World Athletics Championships: Compelling drama of El Guerrouj's glory run

IT WAS a curious thing. All this week at the World Athletics Championships in Seville the British press corps has sweltered in its seats. With temperatures in the Estadio Olimpico dropping from 40 degrees, and humidity rising to 50 per cent, there have been persuasive arguments for remaining sedentary.

Around 8.15pm on Tuesday night, however, the British press rose almost as one, instinctively, to watch the conclusion of a 1500 metres final which has since been described by observers and the principal participant, Hicham El Guerrouj, as one of the races of the century.

Why were we standing? The image of the race flickered in front of our faces on television screens. Besides, there was no British interest - John Mayock's blameless tumble in the first semi-final had seen to that. The truth is that the excitement of something real had us in its grip. We had all tested positive for enthusiasm. Without that precious commodity, everything falls apart.

The conviction held by some within the sport that what we witness on the track is no more than the mercenary struggle of pharmacologically- modified circus performers is, I believe, wrong. Athletics is struggling with the Catch 22 situation that besets all sports which (can be bothered to) seek out doping abuses: if you catch people, you are seen to be unclean; if you don't, you are assumed to be unclean.

While the steady trickle of cases emerging into public view attests to the fact that there is a problem within the sport, periodic assertions of that problem's extent - a medical expert reckons 70 per cent of athletes are on the juice, a disaffected ex-journalist vouchsafes that 90 per cent are cheating - are merely wild sideswipes.

El Guerrouj's peerless victory in a dramatically fluctuating race involving the four fastest 1500m runners of all time reminded all who witnessed it of the reason why people ever bother to watch such things.
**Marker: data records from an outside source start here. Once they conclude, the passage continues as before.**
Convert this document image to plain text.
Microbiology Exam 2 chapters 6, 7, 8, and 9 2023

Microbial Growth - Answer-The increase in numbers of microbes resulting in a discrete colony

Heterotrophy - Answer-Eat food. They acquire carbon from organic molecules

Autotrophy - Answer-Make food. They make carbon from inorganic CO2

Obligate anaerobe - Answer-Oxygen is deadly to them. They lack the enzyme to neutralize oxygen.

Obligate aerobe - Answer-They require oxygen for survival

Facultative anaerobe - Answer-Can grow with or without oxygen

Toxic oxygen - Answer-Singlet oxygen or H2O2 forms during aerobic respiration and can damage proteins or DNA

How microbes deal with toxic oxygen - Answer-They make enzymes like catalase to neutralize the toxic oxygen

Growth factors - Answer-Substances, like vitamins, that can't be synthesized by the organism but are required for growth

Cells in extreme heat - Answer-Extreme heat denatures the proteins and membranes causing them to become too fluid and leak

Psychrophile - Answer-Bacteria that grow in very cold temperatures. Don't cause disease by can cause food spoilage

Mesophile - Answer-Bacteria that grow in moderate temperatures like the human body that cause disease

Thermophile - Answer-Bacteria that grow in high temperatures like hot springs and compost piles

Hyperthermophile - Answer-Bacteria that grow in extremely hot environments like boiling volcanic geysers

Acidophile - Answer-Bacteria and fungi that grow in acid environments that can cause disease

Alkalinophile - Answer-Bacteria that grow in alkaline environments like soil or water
The distance itself has an intrinsically compelling quality. While outstanding performances here in the shorter distances - Maurice Greene running the second fastest 100m of all time, Michael Johnson destroying the 11-year- old 400m record - have produced a sudden shock of recognition, middle- distance events bring a greater range of possibilities into play.

At their best, great 1500m races provide spectators with a thrilling narrative and denouement. On Tuesday night, the presence of three Spaniards in the race guaranteed a full house in the 60,000-seater stadium and a volume of noise that assailed the ears. Within that context, the struggle taking place on the track - the brief groupings of national interest, and the timing of individual decisions to break free of those obligations - took on an extra intensity.

El Guerrouj shelters behind a Moroccan team-mate who leads the race out for him, moving the national treasure clear of jostling elbows and flailing spikes. Noah Ngeny, the precocious 20-year-old Kenyan, tracks El Guerrouj. And as the field approaches the final bell, Spain's former Olympic champion, Fermin Cacho, gives way to his younger compatriot Reyes Estevez, who moves past him, brushes Ngeny aside and sets out in pursuit of the leader to a redoubled chauvinistic roar. Ngeny overtakes Estevez again around the final bend, but already the Moroccan is stretching out gazelle-like legs to claim a second world title, legs which subsequently drum on the track like a child's as he capers in delight.

The 1999 World Championship 1500m will be remembered as a contest to set alongside other defining races over the same distance. It ranks with the 1974 Commonwealth Games in Christchurch, when Filbert Bayi of Tanzania led from the gun, established a 30 metre lead, and became an increasingly flagging hare chased by a pack of straining Kenyans and New Zealanders before reaching the haven of the line in a world record of 3min 32.16sec.

That race marked the arrival of John Walker as a runner who would dominate the distance for the next couple of years, before the emergence of two Britons who took the event to new levels, Steve Ovett and Sebastian Coe.

The 1500m at the inaugural 1983 World Championships in Helsinki provided the event with another seismic spectacle, marking the effective end of Ovett's presence as a force and introducing two new huge talents to the scene, Said Aouita of Morocco and Steve Cram. The Briton ran a tactically perfect race as he responded to Aouita's expected surge 500m from home, passed him with 200m remaining and held off the race favourite, Steve Scott of the United States, to cross the line first with fists clenched in triumph. These are not just races; they are short stories.